Cancer cells loaded with mutations are prime targets for your immune system, which right now is probably knocking off quite a few of your cells that are breaking bad.
Unfortunately, cancer also puts up many defenses, and by the time a tumor is big enough to be detected and treated, the immune system has lost the battle.
But maybe not the war.
One of the most promising concepts in cancer immunotherapy looks at tumors as “hot” or “cold” or somewhere in between, depending on how densely they are infiltrated by the immune system’s army of cells, says Steven Bender, Director of Oncology at the Genomics Institute of the Novartis Research Foundation in San Diego, California.
“The level of immune infiltration reflects whether the immune system is recognizing and engaging the tumor,” Bender says. And at least in some cancers, he adds, the hotter the tumor, the better the patient’s chances.
He points to a measure called the Immunoscore, based on the density of two types of T cells in a sample of the tumor. T cells are the main driver of the adaptive immune response. Some T cells retain a memory of their exact designated victims for years, and unleashing them is the main goal of most cancer immunotherapy.
Heat in the Immunoscore is a good predictor of outcomes for patients with colorectal cancer, as a recent review notes. “What that means is, if you are diagnosed with early stage colon cancer that is “hot” and have surgery to remove the primary tumor, your prognosis is good and your cancer will be unlikely to return,” Bender explains. “If it’s cold, your probability of relapsing is much higher.”
While the mechanisms underlying these results aren’t fully understood, scientists believe that in a hot tumor, the immune system stays engaged after the tumor is removed. It may have suppressed any metastases up to that point, or it may take care of business once the main tumor is removed, Bender says. But in a cold tumor, any metastases eventually will grow out because the immune system can’t see them.
The Immunoscore is a better predictor of cancer progression than other markers such as tumor stage or pathological grade, he adds. The study looked at colorectal cancer, but many researchers expect that this concept can be extended to other types of solid tumors.

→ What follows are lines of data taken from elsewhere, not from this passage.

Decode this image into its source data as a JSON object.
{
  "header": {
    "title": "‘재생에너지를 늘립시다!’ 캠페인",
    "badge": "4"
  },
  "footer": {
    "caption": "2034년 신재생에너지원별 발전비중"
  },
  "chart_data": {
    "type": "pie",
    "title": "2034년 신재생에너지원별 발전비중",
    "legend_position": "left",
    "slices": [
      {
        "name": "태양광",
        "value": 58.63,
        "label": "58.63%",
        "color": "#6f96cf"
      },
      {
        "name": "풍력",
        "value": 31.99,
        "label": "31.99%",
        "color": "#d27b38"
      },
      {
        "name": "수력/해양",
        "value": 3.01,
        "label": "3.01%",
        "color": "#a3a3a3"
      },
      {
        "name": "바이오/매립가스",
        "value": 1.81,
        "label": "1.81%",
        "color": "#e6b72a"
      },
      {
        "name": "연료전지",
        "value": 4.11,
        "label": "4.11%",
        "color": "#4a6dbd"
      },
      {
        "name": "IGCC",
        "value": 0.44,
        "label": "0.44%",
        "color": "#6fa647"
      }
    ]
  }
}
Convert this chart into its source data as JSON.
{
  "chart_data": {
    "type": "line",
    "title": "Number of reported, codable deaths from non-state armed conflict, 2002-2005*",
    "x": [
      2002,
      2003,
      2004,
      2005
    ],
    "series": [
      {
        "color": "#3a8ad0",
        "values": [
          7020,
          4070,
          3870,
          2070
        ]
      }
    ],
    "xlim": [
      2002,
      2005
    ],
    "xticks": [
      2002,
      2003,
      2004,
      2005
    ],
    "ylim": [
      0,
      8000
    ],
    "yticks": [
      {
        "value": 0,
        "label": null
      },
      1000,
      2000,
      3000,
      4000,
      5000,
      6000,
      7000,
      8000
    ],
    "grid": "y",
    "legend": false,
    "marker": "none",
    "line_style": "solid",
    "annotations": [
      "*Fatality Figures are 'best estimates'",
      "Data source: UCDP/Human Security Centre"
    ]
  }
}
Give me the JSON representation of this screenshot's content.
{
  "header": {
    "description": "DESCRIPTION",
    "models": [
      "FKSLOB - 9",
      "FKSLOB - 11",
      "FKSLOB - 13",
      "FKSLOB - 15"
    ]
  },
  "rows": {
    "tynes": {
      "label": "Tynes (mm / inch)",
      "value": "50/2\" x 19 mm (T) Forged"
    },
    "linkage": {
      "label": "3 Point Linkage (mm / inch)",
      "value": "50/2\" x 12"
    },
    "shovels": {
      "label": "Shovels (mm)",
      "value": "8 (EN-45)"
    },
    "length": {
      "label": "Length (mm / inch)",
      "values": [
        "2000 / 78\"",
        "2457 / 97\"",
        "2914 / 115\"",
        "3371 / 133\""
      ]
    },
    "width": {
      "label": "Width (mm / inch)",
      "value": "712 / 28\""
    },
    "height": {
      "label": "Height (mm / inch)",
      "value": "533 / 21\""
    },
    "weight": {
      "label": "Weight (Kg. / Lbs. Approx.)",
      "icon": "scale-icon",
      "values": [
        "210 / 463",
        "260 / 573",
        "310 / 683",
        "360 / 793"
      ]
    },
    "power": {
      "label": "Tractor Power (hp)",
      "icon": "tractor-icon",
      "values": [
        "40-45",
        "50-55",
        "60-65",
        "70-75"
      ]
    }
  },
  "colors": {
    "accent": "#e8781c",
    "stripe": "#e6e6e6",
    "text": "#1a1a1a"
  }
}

Many scientists also hope that the concept of hot and cold tumors can be extended to a hot new class of immunotherapy drugs—“checkpoint inhibitors” designed to remove some of the immune system’s own self-control mechanisms that solid tumors put to grim use. So far, the new drugs tend to work best on cancers that tend to run hot on the immune scale, such as melanoma.
“Cold tumors are not very responsive to checkpoint inhibitors alone,” says Bender. “There’s just no immune engagement, so the inhibitor doesn’t take off the brakes.”
That recognition is leading many labs—including labs at Novartis—to look at ways to activate the immune system in patients with cold tumors, by generating what is called a type 1 interferon response, before giving the patients a checkpoint inhibitor. Learn about a collaboration that is advancing this research.
To fully exploit this approach, Bender emphasizes, we need a deeper understanding of what makes a cold tumor cold—what combinations of mutations in the tumor, mutations in the patient’s immune system genes, or perhaps other factors like environmental exposures might turn up or turn down the heat.